If Spanish cities were members of the Royal Family, Valencia would have to be Prince Harry – third in line to the throne (after tourist favourites Madrid and Barcelona) but unwilling to fade into the background (ie likes a bit of a party).
The city, Spain’s third largest, has long been regarded as the home of paella and the Holy Grail but more modern attractions, such as the Ciudad de las Artes y las Ciencias (City of Arts and Sciences), are ensuring its place on the modern traveller’s map.
So Valencia is buzzing and modern, but also has an accessible and beautiful old quarter plus a series of beaches for those who prefer to lie around and catch some sun.

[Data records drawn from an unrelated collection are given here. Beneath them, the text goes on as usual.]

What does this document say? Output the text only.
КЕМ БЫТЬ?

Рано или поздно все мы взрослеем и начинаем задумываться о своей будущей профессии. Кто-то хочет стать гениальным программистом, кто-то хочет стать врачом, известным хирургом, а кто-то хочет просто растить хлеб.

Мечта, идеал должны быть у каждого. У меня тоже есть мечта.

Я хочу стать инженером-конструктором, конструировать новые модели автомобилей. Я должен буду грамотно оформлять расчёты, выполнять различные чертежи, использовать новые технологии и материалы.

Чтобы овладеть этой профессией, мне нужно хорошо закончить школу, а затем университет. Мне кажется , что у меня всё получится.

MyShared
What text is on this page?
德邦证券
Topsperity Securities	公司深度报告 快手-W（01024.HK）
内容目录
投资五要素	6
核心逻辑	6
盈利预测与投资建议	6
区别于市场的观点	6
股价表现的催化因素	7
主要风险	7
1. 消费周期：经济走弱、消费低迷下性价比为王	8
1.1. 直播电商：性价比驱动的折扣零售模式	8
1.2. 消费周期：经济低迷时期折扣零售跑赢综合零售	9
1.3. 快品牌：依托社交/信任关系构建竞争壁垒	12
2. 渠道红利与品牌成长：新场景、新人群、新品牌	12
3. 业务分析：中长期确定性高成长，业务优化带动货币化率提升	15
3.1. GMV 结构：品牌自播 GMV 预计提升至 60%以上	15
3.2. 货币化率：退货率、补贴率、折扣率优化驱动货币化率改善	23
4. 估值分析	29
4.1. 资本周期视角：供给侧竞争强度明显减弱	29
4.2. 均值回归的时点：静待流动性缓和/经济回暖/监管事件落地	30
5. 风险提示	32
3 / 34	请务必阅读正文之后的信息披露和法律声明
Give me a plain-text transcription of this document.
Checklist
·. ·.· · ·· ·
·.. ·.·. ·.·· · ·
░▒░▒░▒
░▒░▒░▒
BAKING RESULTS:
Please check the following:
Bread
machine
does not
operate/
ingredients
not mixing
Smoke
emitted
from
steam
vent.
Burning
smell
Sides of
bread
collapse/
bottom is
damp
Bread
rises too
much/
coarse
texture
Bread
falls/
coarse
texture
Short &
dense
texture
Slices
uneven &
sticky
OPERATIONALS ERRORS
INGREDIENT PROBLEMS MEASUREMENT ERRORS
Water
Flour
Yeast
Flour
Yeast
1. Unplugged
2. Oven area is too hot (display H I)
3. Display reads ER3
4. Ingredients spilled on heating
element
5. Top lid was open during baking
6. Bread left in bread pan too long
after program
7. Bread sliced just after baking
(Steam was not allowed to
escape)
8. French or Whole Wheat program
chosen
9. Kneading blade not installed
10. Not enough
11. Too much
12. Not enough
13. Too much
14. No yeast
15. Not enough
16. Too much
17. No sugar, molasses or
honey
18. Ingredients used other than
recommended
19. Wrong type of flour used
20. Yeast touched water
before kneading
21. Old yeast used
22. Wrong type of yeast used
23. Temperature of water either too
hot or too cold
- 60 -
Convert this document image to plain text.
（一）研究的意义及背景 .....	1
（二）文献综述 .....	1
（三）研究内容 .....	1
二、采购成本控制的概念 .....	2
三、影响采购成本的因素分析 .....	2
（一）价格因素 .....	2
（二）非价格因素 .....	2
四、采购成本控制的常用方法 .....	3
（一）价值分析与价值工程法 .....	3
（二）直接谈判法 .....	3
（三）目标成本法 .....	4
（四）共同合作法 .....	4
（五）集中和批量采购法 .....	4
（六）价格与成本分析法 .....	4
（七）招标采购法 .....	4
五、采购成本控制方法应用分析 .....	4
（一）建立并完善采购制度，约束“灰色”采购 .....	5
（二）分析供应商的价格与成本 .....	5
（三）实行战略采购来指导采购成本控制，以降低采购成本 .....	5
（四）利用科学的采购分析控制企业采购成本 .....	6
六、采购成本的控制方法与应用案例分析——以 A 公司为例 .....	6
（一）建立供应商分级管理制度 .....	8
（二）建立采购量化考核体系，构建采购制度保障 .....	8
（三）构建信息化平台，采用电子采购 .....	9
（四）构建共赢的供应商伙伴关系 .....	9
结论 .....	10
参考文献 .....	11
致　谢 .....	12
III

Once upon a time, Valencia’s Turia River snaked around the city centre. In the 1950s the river was diverted and now, in its place, is the Jardines del Turia – a 7km-long park that features fountains, children’s playground and sports fields (currently alive with World Cup-inspired football action). Look carefully at some of the modern stone sculptures and you may just find a family of stray cats setting up house. Take a walk in the park for a brief escape from city life and while you’re down there, visit the Palau de la Música and the Ciudad de las Artes y las Ciencias – which lies at one end.
View from the top
Take your camera (and possibly your asthma puffer) and climb the 207 steps to the top of the Miguelete bell tower, which is to the left of the main entrance to the cathedral. Stop halfway and, if you’re lucky, you’ll catch a glimpse at the bellringers at work (watch them for as long as it takes you to get your breath back before climbing the rest of the spiral staircase, which apparently was carved from one piece of stone). The 360° view across the city is well worth the long walk to the top of the tower. And, if your calf muscles can handle it, you can also check out the view from the Torres de Serranos, one of two imposing stone gates that are all that’s left of the old city walls.
Back to the beach
If you are feeling a little pale and in need of some Vitamin D after another long London winter, a trip to Valencia could almost be considered medicinal. Head down to the Playa de la Malvarrosa or the Playa de las Arenas for a dose of sand, sea and sunlight.
When you’ve had enough sun, drop into on of the many restaurants that face the ocean and try some of the city’s most famous dish, paella. Locals normally only eat rice at lunchtime but don’t expect an early feed – some of the restaurants don’t start serving meals until 1pm.
Worth a look
Like many attractions in Valencia the cathedral closes in the mid-afternoon and reopens later so plan your trip around these times. Grab an audio tour and learn all about the Holy Grail and the city’s history.
The magnificent building, built in 1928, now houses a covered food market that assaults the senses, in good and bad ways, as soon as you enter.